Solved – Why does batch normalization use mini-batch statistics instead of the moving averages during training

batch normalizationdeep learningmachine learningneural networks

The traditional approach to batch normalization is to estimate the mean and variance from the batch and use it to normalize the data at different layers, while keeping moving averages that you should later use at test/prediction time. My question is, wouldn't it be better to use the moving averages at training time too?

Of course, it would be worse at the very beginning, but if you use, for example, an exponential moving average with a small initial decay (you can increase it later) the moving average will be okay after a few mini-batches. And then, if you get a mini-batch that, just by chance, is further than usual from the average, wouldn't you rather train using the same average that you'll have at test time?

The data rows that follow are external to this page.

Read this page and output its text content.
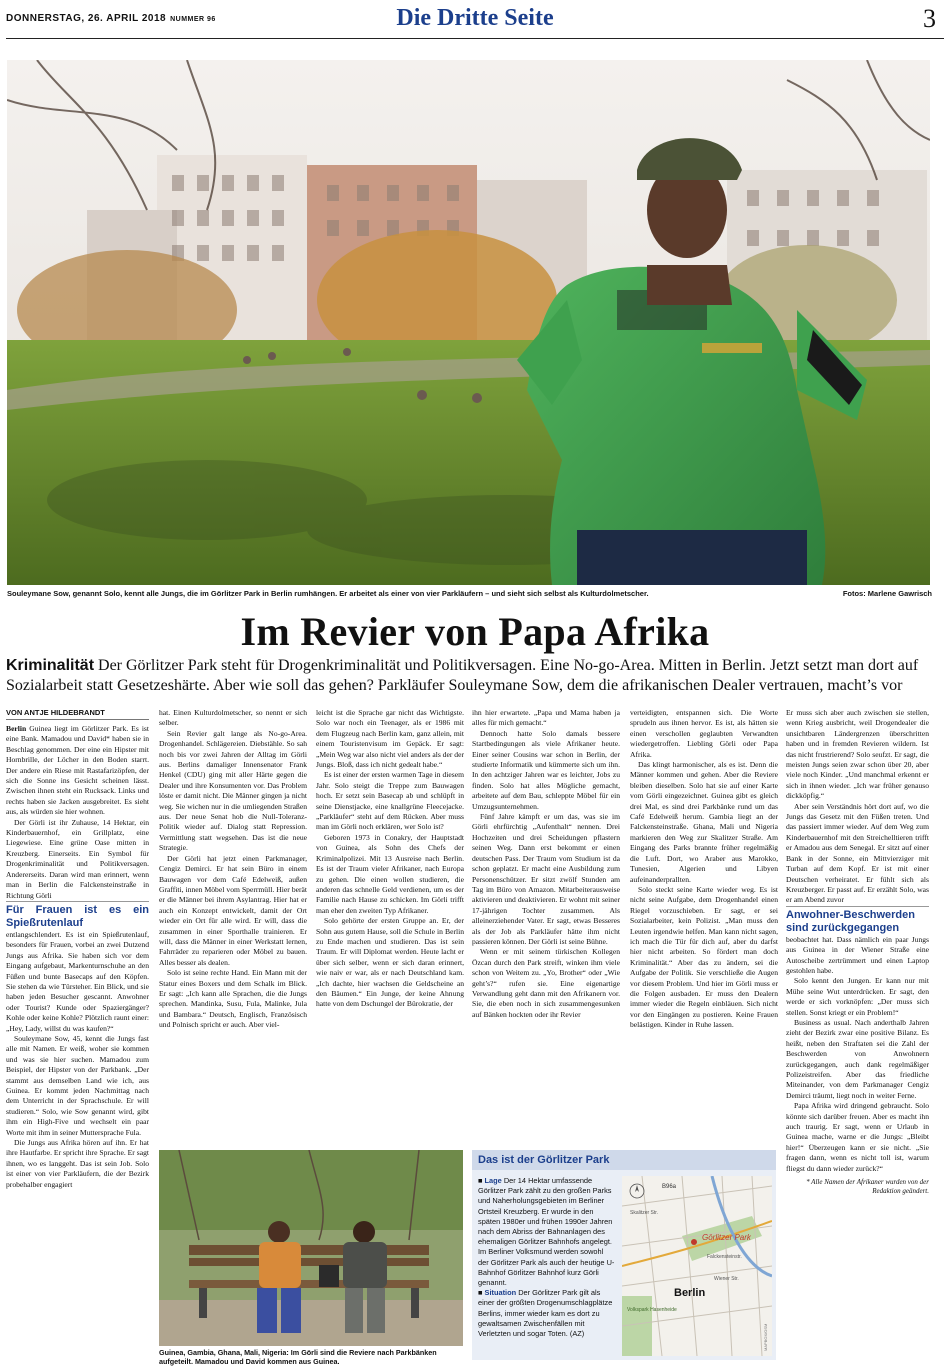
DONNERSTAG, 26. APRIL 2018 NUMMER 96	Die Dritte Seite	3
Souleymane Sow, genannt Solo, kennt alle Jungs, die im Görlitzer Park in Berlin rumhängen. Er arbeitet als einer von vier Parkläufern – und sieht sich selbst als Kulturdolmetscher.	Fotos: Marlene Gawrisch
Im Revier von Papa Afrika
Kriminalität Der Görlitzer Park steht für Drogenkriminalität und Politikversagen. Eine No-go-Area. Mitten in Berlin. Jetzt setzt man dort auf Sozialarbeit statt Gesetzeshärte. Aber wie soll das gehen? Parkläufer Souleymane Sow, dem die afrikanischen Dealer vertrauen, macht’s vor
VON ANTJE HILDEBRANDT

Berlin Guinea liegt im Görlitzer Park. Es ist eine Bank. Mamadou und David* haben sie in Beschlag genommen. Der eine ein Hipster mit Hornbrille, der Löcher in den Boden starrt. Der andere ein Riese mit Rastafarizöpfen, der sich die Sonne ins Gesicht scheinen lässt. Zwischen ihnen steht ein Rucksack. Links und rechts haben sie Jacken ausgebreitet. Es sieht aus, als würden sie hier wohnen.

Der Görli ist ihr Zuhause, 14 Hektar, ein Kinderbauernhof, ein Grillplatz, eine Liegewiese. Eine grüne Oase mitten in Kreuzberg. Einerseits. Ein Symbol für Drogenkriminalität und Politikversagen. Andererseits. Daran wird man erinnert, wenn man in Berlin die Falckensteinstraße in Richtung Görli

Für Frauen ist es ein Spießrutenlauf

entlangschlendert. Es ist ein Spießrutenlauf, besonders für Frauen, vorbei an zwei Dutzend Jungs aus Afrika. Sie haben sich vor dem Eingang aufgebaut, Markenturnschuhe an den Füßen und bunte Basecaps auf den Köpfen. Sie stehen da wie Türsteher. Ein Blick, und sie haben jeden Besucher gescannt. Anwohner oder Tourist? Kunde oder Spaziergänger? Kohle oder keine Kohle? Plötzlich raunt einer: „Hey, Lady, willst du was kaufen?“

Souleymane Sow, 45, kennt die Jungs fast alle mit Namen. Er weiß, woher sie kommen und was sie hier suchen. Mamadou zum Beispiel, der Hipster von der Parkbank. „Der stammt aus demselben Land wie ich, aus Guinea. Er kommt jeden Nachmittag nach dem Unterricht in der Sprachschule. Er will studieren.“ Solo, wie Sow genannt wird, gibt ihm ein High-Five und wechselt ein paar Worte mit ihm in seiner Muttersprache Fula.

Die Jungs aus Afrika hören auf ihn. Er hat ihre Hautfarbe. Er spricht ihre Sprache. Er sagt ihnen, wo es langgeht. Das ist sein Job. Solo ist einer von vier Parkläufern, die der Bezirk probehalber engagiert

hat. Einen Kulturdolmetscher, so nennt er sich selber.

Sein Revier galt lange als No-go-Area. Drogenhandel. Schlägereien. Diebstähle. So sah noch bis vor zwei Jahren der Alltag im Görli aus. Berlins damaliger Innensenator Frank Henkel (CDU) ging mit aller Härte gegen die Dealer und ihre Konsumenten vor. Das Problem löste er damit nicht. Die Männer gingen ja nicht weg. Sie wichen nur in die umliegenden Straßen aus. Der neue Senat hob die Null-Toleranz-Politik wieder auf. Dialog statt Repression. Vermittlung statt wegsehen. Das ist die neue Strategie.

Der Görli hat jetzt einen Parkmanager, Cengiz Demirci. Er hat sein Büro in einem Bauwagen vor dem Café Edelweiß, außen Graffiti, innen Möbel vom Sperrmüll. Hier berät er die Männer bei ihrem Asylantrag. Hier hat er auch ein Konzept entwickelt, damit der Ort wieder ein Ort für alle wird. Er will, dass die zusammen in einer Sporthalle trainieren. Er will, dass die Männer in einer Werkstatt lernen, Fahrräder zu reparieren oder Möbel zu bauen. Alles besser als dealen.

Solo ist seine rechte Hand. Ein Mann mit der Statur eines Boxers und dem Schalk im Blick. Er sagt: „Ich kann alle Sprachen, die die Jungs sprechen. Mandinka, Susu, Fula, Malinke, Jula und Bambara.“ Deutsch, Englisch, Französisch und Polnisch spricht er auch. Aber viel-

leicht ist die Sprache gar nicht das Wichtigste. Solo war noch ein Teenager, als er 1986 mit dem Flugzeug nach Berlin kam, ganz allein, mit einem Touristenvisum im Gepäck. Er sagt: „Mein Weg war also nicht viel anders als der der Jungs. Bloß, dass ich nicht gedealt habe.“

Es ist einer der ersten warmen Tage in diesem Jahr. Solo steigt die Treppe zum Bauwagen hoch. Er setzt sein Basecap ab und schlüpft in seine Dienstjacke, eine knallgrüne Fleecejacke. „Parkläufer“ steht auf dem Rücken. Aber muss man im Görli noch erklären, wer Solo ist?

Geboren 1973 in Conakry, der Hauptstadt von Guinea, als Sohn des Chefs der Kriminalpolizei. Mit 13 Ausreise nach Berlin. Es ist der Traum vieler Afrikaner, nach Europa zu gehen. Die einen wollen studieren, die anderen das schnelle Geld verdienen, um es der Familie nach Hause zu schicken. Im Görli trifft man eher den zweiten Typ Afrikaner.

Solo gehörte der ersten Gruppe an. Er, der Sohn aus gutem Hause, soll die Schule in Berlin zu Ende machen und studieren. Das ist sein Traum. Er will Diplomat werden. Heute lacht er über sich selber, wenn er sich daran erinnert, wie naiv er war, als er nach Deutschland kam. „Ich dachte, hier wachsen die Geldscheine an den Bäumen.“ Ein Junge, der keine Ahnung hatte von dem Dschungel der Bürokratie, der

ihn hier erwartete. „Papa und Mama haben ja alles für mich gemacht.“

Dennoch hatte Solo damals bessere Startbedingungen als viele Afrikaner heute. Einer seiner Cousins war schon in Berlin, der studierte Informatik und kümmerte sich um ihn. In den achtziger Jahren war es leichter, Jobs zu finden. Solo hat alles Mögliche gemacht, arbeitete auf dem Bau, schleppte Möbel für ein Umzugsunternehmen.

Fünf Jahre kämpft er um das, was sie im Görli ehrfürchtig „Aufenthalt“ nennen. Drei Hochzeiten und drei Scheidungen pflastern seinen Weg. Dann erst bekommt er einen deutschen Pass. Der Traum vom Studium ist da schon geplatzt. Er macht eine Ausbildung zum Personenschützer. Er sitzt zwölf Stunden am Tag im Büro von Amazon. Mitarbeiterausweise aktivieren und deaktivieren. Er wohnt mit seiner 17-jährigen Tochter zusammen. Als alleinerziehender Vater. Er sagt, etwas Besseres als der Job als Parkläufer hätte ihm nicht passieren können. Der Görli ist seine Bühne.

Wenn er mit seinem türkischen Kollegen Özcan durch den Park streift, winken ihm viele schon von Weitem zu. „Yo, Brother“ oder „Wie geht’s?“ rufen sie. Eine eigenartige Verwandlung geht dann mit den Afrikanern vor. Sie, die eben noch in sich zusammengesunken auf Bänken hockten oder ihr Revier

verteidigten, entspannen sich. Die Worte sprudeln aus ihnen hervor. Es ist, als hätten sie einen verschollen geglaubten Verwandten wiedergetroffen. Liebling Görli oder Papa Afrika.

Das klingt harmonischer, als es ist. Denn die Männer kommen und gehen. Aber die Reviere bleiben dieselben. Solo hat sie auf einer Karte vom Görli eingezeichnet. Guinea gibt es gleich drei Mal, es sind drei Parkbänke rund um das Café Edelweiß herum. Gambia liegt an der Falckensteinstraße. Ghana, Mali und Nigeria markieren den Weg zur Skalitzer Straße. Am Eingang des Parks brannte früher regelmäßig die Luft. Dort, wo Araber aus Marokko, Tunesien, Algerien und Libyen aufeinanderprallten.

Solo steckt seine Karte wieder weg. Es ist nicht seine Aufgabe, dem Drogenhandel einen Riegel vorzuschieben. Er sagt, er sei Sozialarbeiter, kein Polizist. „Man muss den Leuten irgendwie helfen. Man kann nicht sagen, ich mach die Tür für dich auf, aber du darfst hier nicht arbeiten. So fördert man doch Kriminalität.“ Aber das zu ändern, sei die Aufgabe der Politik. Sie verschließe die Augen vor diesem Problem. Und hier im Görli muss er die Folgen ausbaden. Er muss den Dealern immer wieder die Regeln einbläuen. Sich nicht vor den Eingängen zu postieren. Keine Frauen belästigen. Kinder in Ruhe lassen.

Er muss sich aber auch zwischen sie stellen, wenn Krieg ausbricht, weil Drogendealer die unsichtbaren Ländergrenzen überschritten haben und in fremden Revieren wildern. Ist das nicht frustrierend? Solo seufzt. Er sagt, die meisten Jungs seien zwar schon über 20, aber viele noch Kinder. „Und manchmal erkennt er sich in ihnen wieder. „Ich war früher genauso dickköpfig.“

Aber sein Verständnis hört dort auf, wo die Jungs das Gesetz mit den Füßen treten. Und das passiert immer wieder. Auf dem Weg zum Kinderbauernhof mit den Streichelltieren trifft er Amadou aus dem Senegal. Er sitzt auf einer Bank in der Sonne, ein Mittvierziger mit Turban auf dem Kopf. Er ist mit einer Deutschen verheiratet. Er fühlt sich als Kreuzberger. Er passt auf. Er erzählt Solo, was er am Abend zuvor

Anwohner-Beschwerden sind zurückgegangen

beobachtet hat. Dass nämlich ein paar Jungs aus Guinea in der Wiener Straße eine Autoscheibe zertrümmert und einen Laptop gestohlen habe.

Solo kennt den Jungen. Er kann nur mit Mühe seine Wut unterdrücken. Er sagt, den werde er sich vorknöpfen: „Der muss sich stellen. Sonst kriegt er ein Problem!“

Business as usual. Nach anderthalb Jahren zieht der Bezirk zwar eine positive Bilanz. Es heißt, neben den Straftaten sei die Zahl der Beschwerden von Anwohnern zurückgegangen, auch dank regelmäßiger Polizeistreifen. Aber das friedliche Miteinander, von dem Parkmanager Cengiz Demirci träumt, liegt noch in weiter Ferne.

Papa Afrika wird dringend gebraucht. Solo könnte sich darüber freuen. Aber es macht ihn auch traurig. Er sagt, wenn er Urlaub in Guinea mache, warne er die Jungs: „Bleibt hier!“ Überzeugen kann er sie nicht. „Sie fragen dann, wenn es nicht toll ist, warum fliegst du dann wieder zurück?“

* Alle Namen der Afrikaner wurden von der Redaktion geändert.
Guinea, Gambia, Ghana, Mali, Nigeria: Im Görli sind die Reviere nach Parkbänken aufgeteilt. Mamadou und David kommen aus Guinea.
Das ist der Görlitzer Park
■ Lage Der 14 Hektar umfassende Görlitzer Park zählt zu den großen Parks und Naherholungsgebieten im Berliner Ortsteil Kreuzberg. Er wurde in den späten 1980er und frühen 1990er Jahren nach dem Abriss der Bahnanlagen des ehemaligen Görlitzer Bahnhofs angelegt. Im Berliner Volksmund werden sowohl der Görlitzer Park als auch der heutige U-Bahnhof Görlitzer Bahnhof kurz Görli genannt.
■ Situation Der Görlitzer Park gilt als einer der größten Drogenumschlagplätze Berlins, immer wieder kam es dort zu gewaltsamen Zwischenfällen mit Verletzten und sogar Toten. (AZ)
Görlitzer Park
Berlin
B96a
Volkspark Hasenheide
Skalitzer Str.
Falckensteinstr.
Wiener Str.
MAPBOX/OSM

The extreme case would obviously be an online learning setup with one example per batch; basically every single example would turn to zero at training time, but not at test time.

Best Answer

There is a follow-up paper by Sergej Ioffe (i.e. Batch Renormalization) which discusses this issue:

https://arxiv.org/abs/1702.03275

A quote from that paper regarding regular batch normalization:

It is natural to ask whether we could simply use the moving averages $\mu, \sigma$ to perform the normalization during training, since this would remove the dependence of the normalized activations on the other example in the mini-batch. This, however, has been observerd to lead to the model blowing up. As argued in [6, the original batch norm paper], such use of moving averages would cause the gradient optimization and the normalization to counteract each other.

In that paper the this issue is fixed by introducing an additional affine transformation from the batch statistics to the moving average statistics, the coefficients of which are treated as constants by the optimisation. With this change the moving average can be used both during training and testing time.